The unit's about 15 years ago, but he and his father upgraded it around 5 or 6 years ago. For the most part, it's 3/16" steel but he believes the firebox is 1/4". He also said that there's no visible rust anywhere on the unit and that a title or registration, plates, or even lights aren't required in Florida.

I didn't get into a specific price but he said that he was willing to negotiate on the price as he needs to sell it as soon as possible. He did mention that he has an interested party coming to view it on Saturday, 4/28 and he kind of inferred that it was the only interest he's received since listing it 16 days ago.

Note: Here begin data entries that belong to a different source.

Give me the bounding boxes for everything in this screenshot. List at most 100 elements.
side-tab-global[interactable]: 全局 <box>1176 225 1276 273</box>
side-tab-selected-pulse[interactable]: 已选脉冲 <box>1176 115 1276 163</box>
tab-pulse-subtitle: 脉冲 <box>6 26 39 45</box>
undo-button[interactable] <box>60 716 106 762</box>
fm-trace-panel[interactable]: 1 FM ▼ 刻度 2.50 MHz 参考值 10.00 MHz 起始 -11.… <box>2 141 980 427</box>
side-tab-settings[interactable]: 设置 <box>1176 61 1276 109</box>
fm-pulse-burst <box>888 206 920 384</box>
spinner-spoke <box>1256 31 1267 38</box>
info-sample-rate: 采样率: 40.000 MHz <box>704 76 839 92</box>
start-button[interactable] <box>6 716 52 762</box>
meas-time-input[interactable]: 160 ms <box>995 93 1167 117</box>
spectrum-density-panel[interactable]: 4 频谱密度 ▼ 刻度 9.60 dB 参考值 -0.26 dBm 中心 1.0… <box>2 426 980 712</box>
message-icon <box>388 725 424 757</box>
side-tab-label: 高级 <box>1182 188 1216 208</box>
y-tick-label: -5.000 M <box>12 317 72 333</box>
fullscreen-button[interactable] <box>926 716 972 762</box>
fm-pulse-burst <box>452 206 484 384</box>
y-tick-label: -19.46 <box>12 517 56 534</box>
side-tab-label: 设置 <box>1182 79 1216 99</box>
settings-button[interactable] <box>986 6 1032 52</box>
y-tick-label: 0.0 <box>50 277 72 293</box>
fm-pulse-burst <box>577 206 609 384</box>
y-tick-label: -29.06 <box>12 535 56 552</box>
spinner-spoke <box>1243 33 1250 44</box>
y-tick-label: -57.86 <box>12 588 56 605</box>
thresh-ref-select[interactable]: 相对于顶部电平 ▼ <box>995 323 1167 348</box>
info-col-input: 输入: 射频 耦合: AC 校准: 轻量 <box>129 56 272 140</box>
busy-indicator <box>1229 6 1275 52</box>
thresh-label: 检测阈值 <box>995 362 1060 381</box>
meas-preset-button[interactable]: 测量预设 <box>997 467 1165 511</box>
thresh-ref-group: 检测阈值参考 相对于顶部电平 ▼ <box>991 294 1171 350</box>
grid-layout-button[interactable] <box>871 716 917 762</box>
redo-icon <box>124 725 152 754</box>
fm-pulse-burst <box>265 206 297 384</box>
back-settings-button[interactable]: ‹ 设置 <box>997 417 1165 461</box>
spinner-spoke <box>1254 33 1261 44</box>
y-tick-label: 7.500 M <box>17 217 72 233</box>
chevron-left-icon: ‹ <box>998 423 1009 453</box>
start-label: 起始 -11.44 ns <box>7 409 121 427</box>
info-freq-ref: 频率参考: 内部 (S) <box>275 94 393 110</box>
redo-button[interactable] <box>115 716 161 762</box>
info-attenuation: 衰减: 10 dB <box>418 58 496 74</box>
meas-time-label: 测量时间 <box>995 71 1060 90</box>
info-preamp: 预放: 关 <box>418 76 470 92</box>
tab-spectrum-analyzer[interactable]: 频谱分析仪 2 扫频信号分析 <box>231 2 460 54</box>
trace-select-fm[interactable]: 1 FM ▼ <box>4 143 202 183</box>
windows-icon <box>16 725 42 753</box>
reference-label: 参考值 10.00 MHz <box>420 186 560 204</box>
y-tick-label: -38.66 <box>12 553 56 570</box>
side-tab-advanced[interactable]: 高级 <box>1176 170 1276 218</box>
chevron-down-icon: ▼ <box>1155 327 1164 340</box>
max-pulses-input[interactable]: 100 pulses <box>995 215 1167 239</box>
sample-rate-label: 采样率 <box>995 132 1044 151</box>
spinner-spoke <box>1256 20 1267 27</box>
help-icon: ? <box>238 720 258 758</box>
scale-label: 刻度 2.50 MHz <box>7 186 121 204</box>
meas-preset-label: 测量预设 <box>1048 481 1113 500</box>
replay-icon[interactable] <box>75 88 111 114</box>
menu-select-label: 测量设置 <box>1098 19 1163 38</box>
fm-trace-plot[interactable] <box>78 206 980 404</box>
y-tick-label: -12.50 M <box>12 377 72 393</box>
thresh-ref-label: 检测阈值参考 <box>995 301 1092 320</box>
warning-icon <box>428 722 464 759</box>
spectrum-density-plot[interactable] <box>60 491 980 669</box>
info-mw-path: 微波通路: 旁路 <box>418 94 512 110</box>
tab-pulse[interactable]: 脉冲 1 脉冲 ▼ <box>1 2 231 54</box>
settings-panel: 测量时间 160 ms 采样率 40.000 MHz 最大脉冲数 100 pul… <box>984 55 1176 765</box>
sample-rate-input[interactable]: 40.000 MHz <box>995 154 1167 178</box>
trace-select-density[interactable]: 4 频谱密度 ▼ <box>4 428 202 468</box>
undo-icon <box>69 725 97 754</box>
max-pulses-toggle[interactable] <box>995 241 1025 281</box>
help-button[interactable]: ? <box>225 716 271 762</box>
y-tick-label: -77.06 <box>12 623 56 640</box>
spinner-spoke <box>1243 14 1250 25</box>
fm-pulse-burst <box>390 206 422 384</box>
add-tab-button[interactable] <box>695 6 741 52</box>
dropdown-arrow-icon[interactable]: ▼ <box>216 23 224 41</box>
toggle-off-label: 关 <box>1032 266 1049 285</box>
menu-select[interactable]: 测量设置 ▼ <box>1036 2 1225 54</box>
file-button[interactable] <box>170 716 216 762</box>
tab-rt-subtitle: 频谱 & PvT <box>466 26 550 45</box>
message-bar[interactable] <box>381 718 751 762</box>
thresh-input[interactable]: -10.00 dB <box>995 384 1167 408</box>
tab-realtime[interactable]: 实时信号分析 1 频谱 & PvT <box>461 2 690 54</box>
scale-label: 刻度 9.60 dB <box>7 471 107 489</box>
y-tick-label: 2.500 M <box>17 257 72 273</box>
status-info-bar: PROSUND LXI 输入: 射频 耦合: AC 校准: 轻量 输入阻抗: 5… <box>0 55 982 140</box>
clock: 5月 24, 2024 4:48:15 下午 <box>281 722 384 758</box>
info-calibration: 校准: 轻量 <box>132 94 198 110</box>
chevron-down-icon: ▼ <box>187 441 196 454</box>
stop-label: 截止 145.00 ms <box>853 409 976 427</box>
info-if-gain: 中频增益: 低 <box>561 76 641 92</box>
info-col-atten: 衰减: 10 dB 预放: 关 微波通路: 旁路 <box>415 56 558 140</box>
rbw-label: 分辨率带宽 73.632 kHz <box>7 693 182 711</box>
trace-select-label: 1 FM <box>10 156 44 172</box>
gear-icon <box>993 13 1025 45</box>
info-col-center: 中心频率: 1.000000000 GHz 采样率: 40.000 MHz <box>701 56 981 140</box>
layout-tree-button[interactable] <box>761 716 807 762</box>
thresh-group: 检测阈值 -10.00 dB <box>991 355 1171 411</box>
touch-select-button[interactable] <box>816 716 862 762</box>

Good luck to anyone who might be interested.


----------



## Bearcarver (Apr 26, 2018)

Looks Great for that price!!
Better get it quick, or SmokinAl's Flamingoes will soon be nesting in it.

Bear


----------



## mowin (Apr 26, 2018)

If I was looking, and it was closer, I'd be all over that.


----------



## worm304 (Apr 27, 2018)

So much more painful that everyone thinks its a great deal.  It's been confirmed by the wife, i'm out.  Congrats to whomever is able to grab it. Al, I'm looking at you.


----------



## worm304 (May 1, 2018)

SmokinAl said:


> Darn, I'm about ready to go & look at it. That looks like a heck of a good deal!
> My wife would kill me if I brought that home, but it sure would look good in my backyard.
> As Aaron says I would low ball an offer, but I think it's worth what he is asking if it is at least 1/4" steel & it looks like it may be even thicker. Also look for rust in the firebox & cook chamber.
> I wouldn't let it sit too long, someone is going to snag that badboy up. I just wish it was me!
> Al



Here is another one for ya, Al. 

https://orlando.craigslist.org/for/d/bbq-reverse-flow-smoker/6574735148.html


----------



## Bearcarver (May 1, 2018)

Dang---What's going on down there---Another Great Price!!
They outlaw Smoking in Florida now???;)

Bear


----------



## worm304 (May 1, 2018)

bearcarver said:


> Dang---What's going on down there---Another Great Price!!
> They outlaw Smoking in Florida now???;)
> 
> Bear



I don't know but here is another one.

https://tampa.craigslist.org/hdo/for/d/new-portable-bbq-smoker/6576600221.html

I am more interested in reverse flow but his one looks nice.


----------